The May 6 editorial “Erasing Ukraine” hit the nail on the head. The root of the problem lies in history. Kyivan Rus, the 9th-to-12th-century state, with its capital in Kyiv, included much of the territory of present-day Ukraine and parts of Belarus and Russia. At that time, there was no Moscow, until a Kyivan prince founded it in 1147 and gave rise to Muscovy. Ancestors of present-day Ukrainians brought Christianity, literacy, literature and philosophy to neighboring Muscovy and for many years provided it with bishops and teachers.

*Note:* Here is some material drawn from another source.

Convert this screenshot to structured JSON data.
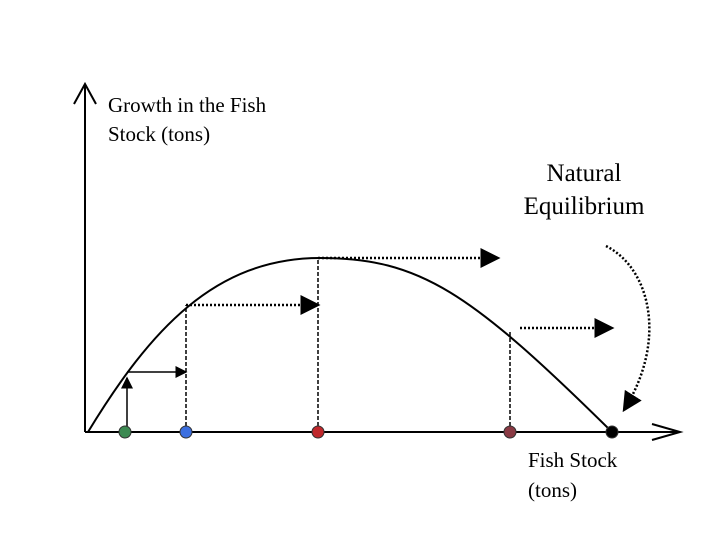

All of this must have weighed heavily on Muscovite czars through subsequent ages. After the Mongol siege of Kyiv and surrounding areas in 1240, Kyivan Rus had a hard time trying to get back on its feet. Czar Peter I grabbed the ancient name Rus from the former Kyivan Rus state and applied it to Muscovy. In 1708, Peter I decided to punish the Ukrainian leader, Hetman Ivan Mazepa, for trying to keep Ukraine independent, and fought against him in the Battle of Poltava the next year. In the early 2000s, an archaeological dig in Baturyn found remnants of that savage massacre: skeletons of men, women and children with bullets in their heads. Makes one think of today’s Bucha.
The Mongol ruler Genghis Khan would have been very proud of his successors Peter I and Russian President Vladimir Putin for the barbaric manner that they both used so intensely (and unsuccessfully!) in their attempts to erase Ukraine and Ukrainians. Ukraine has a right to exist and to thrive.